I can use a signal handler for SIGCHLD, and in the signal handler do whatever I was going to do when a child exits, or send a message to a different thread to do some action. But using a signal handler obfuscates the flow of the code a little bit.
In order to avoid race conditions you should avoid doing anything more complex than changing a volatile flag in a signal handler.
I think the best option in your case is to send a signal to the parent. waitpid() will then set errno to EINTR and return. At this point you check for waitpid return value and errno, notice you have been sent a signal and take appropriate action.

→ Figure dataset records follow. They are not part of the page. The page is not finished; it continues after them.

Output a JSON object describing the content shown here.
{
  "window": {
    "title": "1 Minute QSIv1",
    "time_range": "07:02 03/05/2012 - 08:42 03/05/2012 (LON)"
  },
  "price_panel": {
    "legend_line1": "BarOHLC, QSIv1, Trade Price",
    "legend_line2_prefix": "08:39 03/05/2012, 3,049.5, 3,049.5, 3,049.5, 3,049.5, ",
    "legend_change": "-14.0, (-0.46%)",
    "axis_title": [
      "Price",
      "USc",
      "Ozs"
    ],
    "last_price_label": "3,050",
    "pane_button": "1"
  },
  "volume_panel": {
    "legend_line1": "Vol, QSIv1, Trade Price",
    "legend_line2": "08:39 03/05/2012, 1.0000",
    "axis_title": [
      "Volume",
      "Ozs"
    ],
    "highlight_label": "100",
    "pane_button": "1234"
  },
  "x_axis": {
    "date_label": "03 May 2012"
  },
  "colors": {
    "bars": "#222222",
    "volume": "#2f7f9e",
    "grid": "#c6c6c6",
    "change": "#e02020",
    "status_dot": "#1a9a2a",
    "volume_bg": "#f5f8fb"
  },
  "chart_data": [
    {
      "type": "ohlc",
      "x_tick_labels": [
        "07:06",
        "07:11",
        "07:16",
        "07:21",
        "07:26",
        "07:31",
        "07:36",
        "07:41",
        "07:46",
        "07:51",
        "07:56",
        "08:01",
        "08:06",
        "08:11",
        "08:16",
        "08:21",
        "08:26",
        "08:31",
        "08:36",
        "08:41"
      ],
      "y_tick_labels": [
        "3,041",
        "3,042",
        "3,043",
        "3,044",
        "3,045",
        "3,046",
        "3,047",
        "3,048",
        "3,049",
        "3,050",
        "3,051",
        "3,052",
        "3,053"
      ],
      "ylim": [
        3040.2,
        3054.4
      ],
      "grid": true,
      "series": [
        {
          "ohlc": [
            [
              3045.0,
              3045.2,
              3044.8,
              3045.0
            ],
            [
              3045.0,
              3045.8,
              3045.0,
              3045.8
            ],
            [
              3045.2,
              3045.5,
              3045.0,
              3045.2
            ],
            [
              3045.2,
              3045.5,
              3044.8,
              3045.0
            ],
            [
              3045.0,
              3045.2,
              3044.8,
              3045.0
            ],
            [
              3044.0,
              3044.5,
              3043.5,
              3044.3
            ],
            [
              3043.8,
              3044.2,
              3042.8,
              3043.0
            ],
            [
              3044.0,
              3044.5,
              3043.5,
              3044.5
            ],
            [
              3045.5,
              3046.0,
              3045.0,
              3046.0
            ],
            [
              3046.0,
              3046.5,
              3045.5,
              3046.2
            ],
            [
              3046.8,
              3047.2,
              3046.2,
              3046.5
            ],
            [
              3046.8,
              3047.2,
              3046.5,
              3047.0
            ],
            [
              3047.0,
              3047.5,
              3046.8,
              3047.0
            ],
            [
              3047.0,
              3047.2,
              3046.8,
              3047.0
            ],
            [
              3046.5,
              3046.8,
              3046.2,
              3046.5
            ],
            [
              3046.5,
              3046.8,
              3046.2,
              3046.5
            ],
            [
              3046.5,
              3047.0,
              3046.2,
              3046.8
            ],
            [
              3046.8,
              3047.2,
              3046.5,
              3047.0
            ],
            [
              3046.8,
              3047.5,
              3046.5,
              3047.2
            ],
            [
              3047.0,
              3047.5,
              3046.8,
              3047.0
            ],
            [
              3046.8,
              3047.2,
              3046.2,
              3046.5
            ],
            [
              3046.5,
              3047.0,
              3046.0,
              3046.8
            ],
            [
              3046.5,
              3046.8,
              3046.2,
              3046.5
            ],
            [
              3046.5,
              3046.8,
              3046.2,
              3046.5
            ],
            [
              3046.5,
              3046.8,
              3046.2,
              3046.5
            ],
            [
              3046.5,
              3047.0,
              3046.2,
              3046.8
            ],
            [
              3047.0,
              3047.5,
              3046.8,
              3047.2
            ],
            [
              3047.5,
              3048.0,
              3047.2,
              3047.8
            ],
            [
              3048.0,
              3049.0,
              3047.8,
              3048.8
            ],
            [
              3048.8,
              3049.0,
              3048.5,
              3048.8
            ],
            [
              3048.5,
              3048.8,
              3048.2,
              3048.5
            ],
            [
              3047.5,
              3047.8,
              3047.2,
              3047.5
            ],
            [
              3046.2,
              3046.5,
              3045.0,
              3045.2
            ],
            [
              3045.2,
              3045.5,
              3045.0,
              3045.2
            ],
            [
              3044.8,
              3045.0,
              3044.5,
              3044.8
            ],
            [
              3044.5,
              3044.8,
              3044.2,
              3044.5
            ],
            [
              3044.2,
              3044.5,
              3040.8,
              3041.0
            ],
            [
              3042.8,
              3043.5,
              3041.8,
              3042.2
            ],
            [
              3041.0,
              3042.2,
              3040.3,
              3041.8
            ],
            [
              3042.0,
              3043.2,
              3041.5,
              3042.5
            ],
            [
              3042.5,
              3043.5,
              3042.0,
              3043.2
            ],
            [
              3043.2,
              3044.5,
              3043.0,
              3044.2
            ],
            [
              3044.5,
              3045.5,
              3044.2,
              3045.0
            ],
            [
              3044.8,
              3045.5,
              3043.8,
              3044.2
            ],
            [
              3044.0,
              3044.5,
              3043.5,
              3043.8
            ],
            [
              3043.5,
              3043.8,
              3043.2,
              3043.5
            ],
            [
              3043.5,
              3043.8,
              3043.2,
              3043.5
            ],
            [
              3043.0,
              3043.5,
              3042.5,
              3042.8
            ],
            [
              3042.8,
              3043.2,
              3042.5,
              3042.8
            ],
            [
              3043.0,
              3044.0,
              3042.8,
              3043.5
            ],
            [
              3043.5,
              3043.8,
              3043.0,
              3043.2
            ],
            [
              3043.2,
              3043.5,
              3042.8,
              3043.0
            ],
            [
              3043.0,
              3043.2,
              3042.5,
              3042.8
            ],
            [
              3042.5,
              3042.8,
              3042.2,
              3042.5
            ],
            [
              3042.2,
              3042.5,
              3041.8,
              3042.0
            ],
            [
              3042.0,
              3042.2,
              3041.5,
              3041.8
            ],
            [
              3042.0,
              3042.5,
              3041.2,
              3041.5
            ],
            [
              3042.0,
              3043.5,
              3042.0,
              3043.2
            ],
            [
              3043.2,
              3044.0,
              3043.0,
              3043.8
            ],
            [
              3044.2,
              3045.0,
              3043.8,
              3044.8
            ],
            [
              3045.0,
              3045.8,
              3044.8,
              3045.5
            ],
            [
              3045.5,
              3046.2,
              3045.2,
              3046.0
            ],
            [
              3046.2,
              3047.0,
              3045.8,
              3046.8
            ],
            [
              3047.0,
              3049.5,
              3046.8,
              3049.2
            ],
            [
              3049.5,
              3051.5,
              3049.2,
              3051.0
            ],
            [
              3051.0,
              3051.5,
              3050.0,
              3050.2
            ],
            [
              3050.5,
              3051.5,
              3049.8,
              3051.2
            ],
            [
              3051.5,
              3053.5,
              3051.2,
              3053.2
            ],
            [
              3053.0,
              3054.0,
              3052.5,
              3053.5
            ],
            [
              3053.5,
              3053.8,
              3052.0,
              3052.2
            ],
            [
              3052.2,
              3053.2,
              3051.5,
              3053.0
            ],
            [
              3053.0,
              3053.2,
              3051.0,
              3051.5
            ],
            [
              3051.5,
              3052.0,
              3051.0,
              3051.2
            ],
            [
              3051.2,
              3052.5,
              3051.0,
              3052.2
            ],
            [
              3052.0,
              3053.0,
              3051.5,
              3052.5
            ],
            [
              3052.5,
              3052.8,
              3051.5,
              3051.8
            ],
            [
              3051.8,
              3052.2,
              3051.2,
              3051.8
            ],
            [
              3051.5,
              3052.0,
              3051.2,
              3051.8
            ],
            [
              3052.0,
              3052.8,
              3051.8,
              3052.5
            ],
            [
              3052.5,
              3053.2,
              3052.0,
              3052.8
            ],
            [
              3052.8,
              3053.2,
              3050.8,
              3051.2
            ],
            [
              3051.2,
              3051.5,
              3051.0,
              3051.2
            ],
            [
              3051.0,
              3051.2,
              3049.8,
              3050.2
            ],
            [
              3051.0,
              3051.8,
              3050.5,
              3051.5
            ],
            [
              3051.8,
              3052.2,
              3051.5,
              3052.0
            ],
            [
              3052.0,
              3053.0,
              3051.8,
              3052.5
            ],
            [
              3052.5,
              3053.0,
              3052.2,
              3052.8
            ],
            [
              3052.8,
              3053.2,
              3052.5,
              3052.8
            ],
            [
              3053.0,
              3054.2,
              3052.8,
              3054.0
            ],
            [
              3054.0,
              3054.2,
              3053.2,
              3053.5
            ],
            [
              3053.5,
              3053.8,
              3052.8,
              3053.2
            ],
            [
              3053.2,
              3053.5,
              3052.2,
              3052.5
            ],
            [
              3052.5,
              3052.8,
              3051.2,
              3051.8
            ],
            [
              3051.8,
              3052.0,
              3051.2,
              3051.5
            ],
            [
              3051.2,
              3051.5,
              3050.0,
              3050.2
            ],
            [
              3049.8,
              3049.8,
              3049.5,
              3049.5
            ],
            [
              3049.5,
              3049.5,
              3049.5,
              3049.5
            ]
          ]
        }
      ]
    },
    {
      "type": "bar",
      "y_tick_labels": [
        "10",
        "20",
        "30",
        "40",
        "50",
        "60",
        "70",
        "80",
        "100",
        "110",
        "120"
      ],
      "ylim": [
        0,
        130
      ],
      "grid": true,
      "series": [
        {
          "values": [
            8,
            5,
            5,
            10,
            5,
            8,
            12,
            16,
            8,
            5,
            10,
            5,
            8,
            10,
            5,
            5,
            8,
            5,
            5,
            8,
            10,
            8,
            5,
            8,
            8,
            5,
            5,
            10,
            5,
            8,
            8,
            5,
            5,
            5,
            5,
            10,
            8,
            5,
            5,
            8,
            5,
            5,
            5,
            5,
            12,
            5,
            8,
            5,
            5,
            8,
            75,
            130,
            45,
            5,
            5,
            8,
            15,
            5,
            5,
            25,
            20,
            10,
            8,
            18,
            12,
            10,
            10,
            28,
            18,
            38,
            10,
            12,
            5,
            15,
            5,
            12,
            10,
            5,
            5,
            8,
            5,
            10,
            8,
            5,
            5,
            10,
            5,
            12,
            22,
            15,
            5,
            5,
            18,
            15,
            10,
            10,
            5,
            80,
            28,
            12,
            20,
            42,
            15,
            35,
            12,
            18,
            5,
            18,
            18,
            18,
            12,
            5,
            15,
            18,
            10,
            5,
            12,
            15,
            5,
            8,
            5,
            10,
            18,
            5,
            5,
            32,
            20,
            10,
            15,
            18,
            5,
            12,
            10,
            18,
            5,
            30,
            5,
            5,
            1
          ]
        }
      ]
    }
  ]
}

If a third party library is acceptable then the libkqueue project emulates kqueue (the *BSD eventing system) and provides basic process monitoring with EVFILT_PROC + NOTE_EXIT.
The main advantages of using kqueue or libkqueue is that it's cross platform, and doesn't have the complexity of signal handling. If your program is utilises async I/O you may also find it a lower friction interface than using something like epoll and the various *fd functions (signalfd, eventfd, pidfd etc...).
#include <stdio.h>
#include <stdint.h>
#include <sys/event.h> /* kqueue header */
#include <sys/types.h> /* for pid_t */
/* Link with -lkqueue */
int waitpid_timeout(pid_t pid, struct timespec *timeout)
{
struct kevent changelist, eventlist;
int kq, ret;
/* Populate a changelist entry (an event we want to be notified of) */
EV_SET(&changelist, pid, EVFILT_PROC, EV_ADD, NOTE_EXIT, 0, NULL);
kq = kqueue();
/* Call kevent with a timeout */
ret = kevent(kq, &changelist, 1, &eventlist, 1, timeout);
/* Kevent returns 0 on timeout, the number of events that occurred, or -1 on error */
switch (ret) {
case -1:
printf("Error %s\n", strerror(errno));
break;
case 0:
printf("Timeout\n");
break;
case 1:
printf("PID %u exited, status %u\n", (unsigned int)eventlist.ident, (unsigned int)eventlist.data);
break;
}
close(kq);
return ret;
}
Behind the scenes on Linux libkqueue uses either pidfd on Linux kernels >= 5.3 or a waiter thread that listens for SIGCHLD and notifies one or more kqueue instances when a process exits. The second approach is not efficient (it scans PIDs that interest has been registered for using waitid), but that doesn't matter unless you're waiting on large numbers of PIDs.
EVFILT_PROC support has been included in kqueue since its inception, and in libkqueue since v2.5.0.